Don't Let Claude Hand-Roll Auth and Billing
What it is
A guard rail for AI-assisted SaaS builds: for the security- and money-critical parts — authentication, session management, password handling, payments — use a proven provider or library and have Claude write the integration, rather than letting it generate a bespoke implementation from scratch.
Why it works
Auth and billing are the parts of a SaaS where mistakes are worst and least visible: a subtly wrong session check or a mishandled webhook doesn't fail loudly, it just leaves a hole. Claude can generate plausible custom auth, but 'plausible' is exactly the danger — these domains are full of edge cases (token expiry, replay, race conditions, PCI scope) that established providers have already solved and hardened. Directing Claude to integrate a battle-tested provider instead means the risky core is code that thousands of apps have stress-tested, and Claude does what it's genuinely good at: wiring a documented API into your app.
When to use it
Whenever a build reaches authentication, authorization, password or session handling, or taking payments. The instinct to 'just have Claude build a login' is the exact moment to stop and reach for a provider instead.
When not to use it
Prototypes with no real users or real money, where a throwaway stub is fine and nothing sensitive is at stake.

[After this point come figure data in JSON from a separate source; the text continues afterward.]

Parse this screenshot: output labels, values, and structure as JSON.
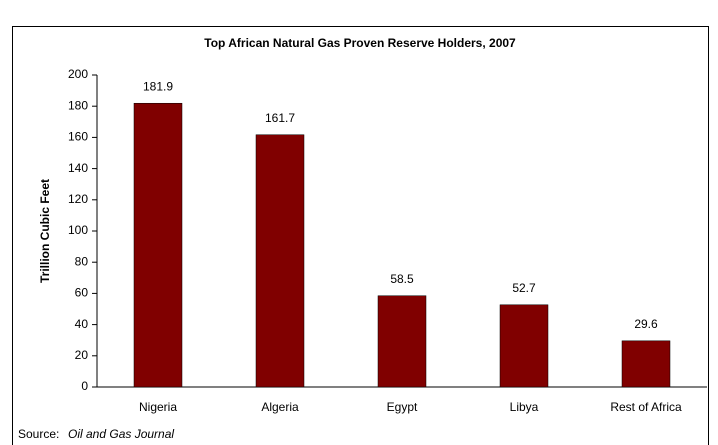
{
  "chart_data": {
    "type": "bar",
    "title": "Top African Natural Gas Proven Reserve Holders, 2007",
    "y_label": "Trillion Cubic Feet",
    "categories": [
      "Nigeria",
      "Algeria",
      "Egypt",
      "Libya",
      "Rest of Africa"
    ],
    "category_colors": [
      "#000000",
      "#8b1a1a",
      "#000000",
      "#000000",
      "#000000"
    ],
    "values": [
      181.9,
      161.7,
      58.5,
      52.7,
      29.6
    ],
    "value_labels": [
      "181.9",
      "161.7",
      "58.5",
      "52.7",
      "29.6"
    ],
    "color": "#800000",
    "ylim": [
      0,
      200
    ],
    "yticks": [
      0,
      20,
      40,
      60,
      80,
      100,
      120,
      140,
      160,
      180,
      200
    ],
    "grid": false,
    "source_prefix": "Source:",
    "source": "Oil and Gas Journal"
  }
}
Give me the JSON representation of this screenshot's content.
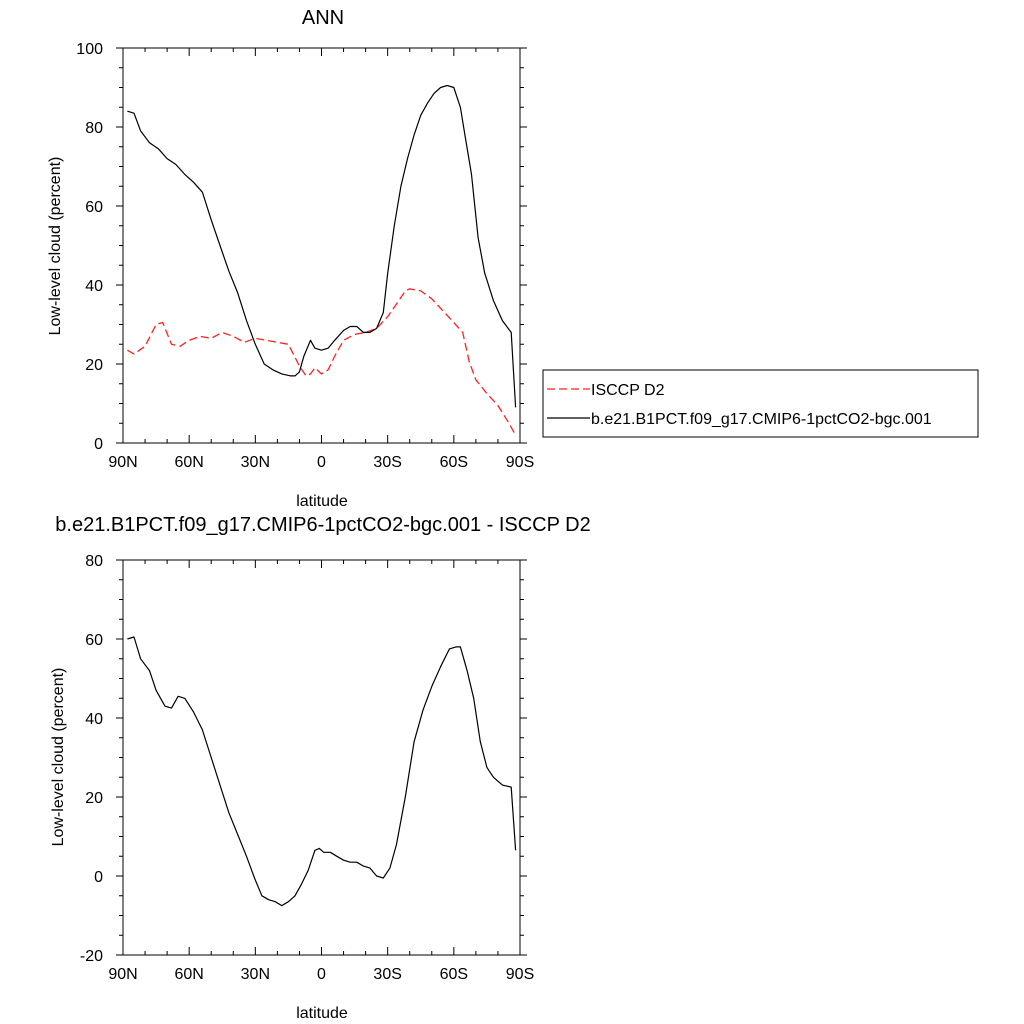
{
  "colors": {
    "black": "#000000",
    "red": "#ff2020",
    "legend_border": "#000000"
  },
  "chart_data": [
    {
      "type": "line",
      "title": "ANN",
      "xlabel": "latitude",
      "ylabel": "Low-level cloud (percent)",
      "xlim": [
        -90,
        90
      ],
      "ylim": [
        0,
        100
      ],
      "x_ticks": [
        -90,
        -60,
        -30,
        0,
        30,
        60,
        90
      ],
      "x_tick_labels": [
        "90N",
        "60N",
        "30N",
        "0",
        "30S",
        "60S",
        "90S"
      ],
      "y_ticks": [
        0,
        20,
        40,
        60,
        80,
        100
      ],
      "y_tick_labels": [
        "0",
        "20",
        "40",
        "60",
        "80",
        "100"
      ],
      "legend": {
        "placement": "right"
      },
      "series": [
        {
          "name": "ISCCP D2",
          "color": "#ff2020",
          "dash": true,
          "x": [
            -88,
            -85,
            -80,
            -75,
            -72,
            -68,
            -64,
            -60,
            -55,
            -50,
            -45,
            -40,
            -35,
            -30,
            -25,
            -20,
            -15,
            -10,
            -7,
            -5,
            -3,
            0,
            3,
            6,
            10,
            15,
            20,
            25,
            30,
            35,
            38,
            40,
            45,
            50,
            55,
            60,
            64,
            67,
            70,
            75,
            80,
            85,
            88
          ],
          "y": [
            23.5,
            22.5,
            24.5,
            30,
            30.5,
            25,
            24.5,
            26,
            27,
            26.5,
            28,
            27,
            25.5,
            26.5,
            26,
            25.5,
            25,
            19.5,
            17,
            17.5,
            19,
            17.5,
            18.5,
            22,
            26,
            27.5,
            28,
            29,
            32,
            36,
            38.5,
            39,
            38.5,
            36.5,
            33.5,
            30.5,
            28,
            20.5,
            16,
            12.5,
            9.5,
            5,
            2
          ]
        },
        {
          "name": "b.e21.B1PCT.f09_g17.CMIP6-1pctCO2-bgc.001",
          "color": "#000000",
          "dash": false,
          "x": [
            -88,
            -85,
            -82,
            -78,
            -74,
            -70,
            -66,
            -62,
            -58,
            -54,
            -50,
            -46,
            -42,
            -38,
            -34,
            -30,
            -26,
            -22,
            -18,
            -14,
            -12,
            -10,
            -8,
            -5,
            -3,
            0,
            3,
            6,
            10,
            13,
            16,
            19,
            22,
            25,
            28,
            30,
            33,
            36,
            39,
            42,
            45,
            48,
            51,
            54,
            57,
            60,
            63,
            65,
            68,
            71,
            74,
            78,
            82,
            86,
            88
          ],
          "y": [
            84,
            83.5,
            79,
            76,
            74.5,
            72,
            70.5,
            68,
            66,
            63.5,
            56.5,
            50,
            43.5,
            38,
            31,
            25,
            20,
            18.5,
            17.5,
            17,
            17,
            18,
            22,
            26,
            24,
            23.5,
            24,
            26,
            28.5,
            29.5,
            29.5,
            28,
            28,
            29,
            33,
            43,
            55,
            65,
            72,
            78,
            83,
            86,
            88.5,
            90,
            90.5,
            90,
            85,
            78,
            68,
            52,
            43,
            36,
            31,
            28,
            9
          ]
        }
      ]
    },
    {
      "type": "line",
      "title": "b.e21.B1PCT.f09_g17.CMIP6-1pctCO2-bgc.001 - ISCCP D2",
      "xlabel": "latitude",
      "ylabel": "Low-level cloud (percent)",
      "xlim": [
        -90,
        90
      ],
      "ylim": [
        -20,
        80
      ],
      "x_ticks": [
        -90,
        -60,
        -30,
        0,
        30,
        60,
        90
      ],
      "x_tick_labels": [
        "90N",
        "60N",
        "30N",
        "0",
        "30S",
        "60S",
        "90S"
      ],
      "y_ticks": [
        -20,
        0,
        20,
        40,
        60,
        80
      ],
      "y_tick_labels": [
        "-20",
        "0",
        "20",
        "40",
        "60",
        "80"
      ],
      "series": [
        {
          "color": "#000000",
          "dash": false,
          "x": [
            -88,
            -85,
            -82,
            -78,
            -75,
            -71,
            -68,
            -65,
            -62,
            -58,
            -54,
            -50,
            -46,
            -42,
            -38,
            -34,
            -30,
            -27,
            -24,
            -21,
            -18,
            -15,
            -12,
            -9,
            -6,
            -3,
            -1,
            1,
            4,
            7,
            10,
            13,
            16,
            19,
            22,
            25,
            28,
            31,
            34,
            38,
            42,
            46,
            50,
            54,
            58,
            61,
            63,
            66,
            69,
            72,
            75,
            78,
            82,
            86,
            88
          ],
          "y": [
            60,
            60.5,
            55,
            52,
            47,
            43,
            42.5,
            45.5,
            45,
            41.5,
            37,
            30,
            23,
            16,
            10.5,
            5,
            -1,
            -5,
            -6,
            -6.5,
            -7.5,
            -6.5,
            -5,
            -2,
            1.5,
            6.5,
            7,
            6,
            6,
            5,
            4,
            3.5,
            3.5,
            2.5,
            2,
            0,
            -0.5,
            2,
            8,
            20,
            34,
            42,
            48,
            53,
            57.5,
            58,
            58,
            52,
            45,
            34,
            27.5,
            25,
            23,
            22.5,
            6.5
          ]
        }
      ]
    }
  ]
}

And bespoke authorization logic on top of a proven auth provider is normal — the rule is against hand-rolling the cryptographic and protocol-level core, not against having any custom rules.
Prompt
I'm adding <auth / payments> to this SaaS. Don't build a custom implementation — recommend a proven provider or library suited to my stack (<stack>), explain the trade-offs, and then write the integration against its official SDK/API. Call out the security-sensitive steps (token handling, webhook verification, secret storage) and how the provider expects them done.Example
Instead of accepting a hand-written JWT login flow, you have Claude integrate an established auth provider — it wires up the SDK, the callback, and session handling per the provider's docs. When you add payments, it integrates Stripe and, crucially, implements webhook signature verification the way Stripe requires. The sensitive core is proven infrastructure; Claude's job was the glue, which it does reliably.
Advanced version
Even with a provider, have Claude write tests around the integration's failure modes — expired tokens, invalid webhooks, declined payments — since those are where integration bugs hide. And keep secrets out of the code Claude generates: confirm it reads keys from environment/secret storage, never inlines them, and never logs them.
Common mistakes
- Accepting custom auth or crypto because it 'works' in a demo — working and secure are different, and the gap is invisible.
- Letting Claude inline API keys or secrets into generated code instead of reading them from a secret store.
- Skipping webhook signature verification on payments because the happy path works without it — that's the security hole.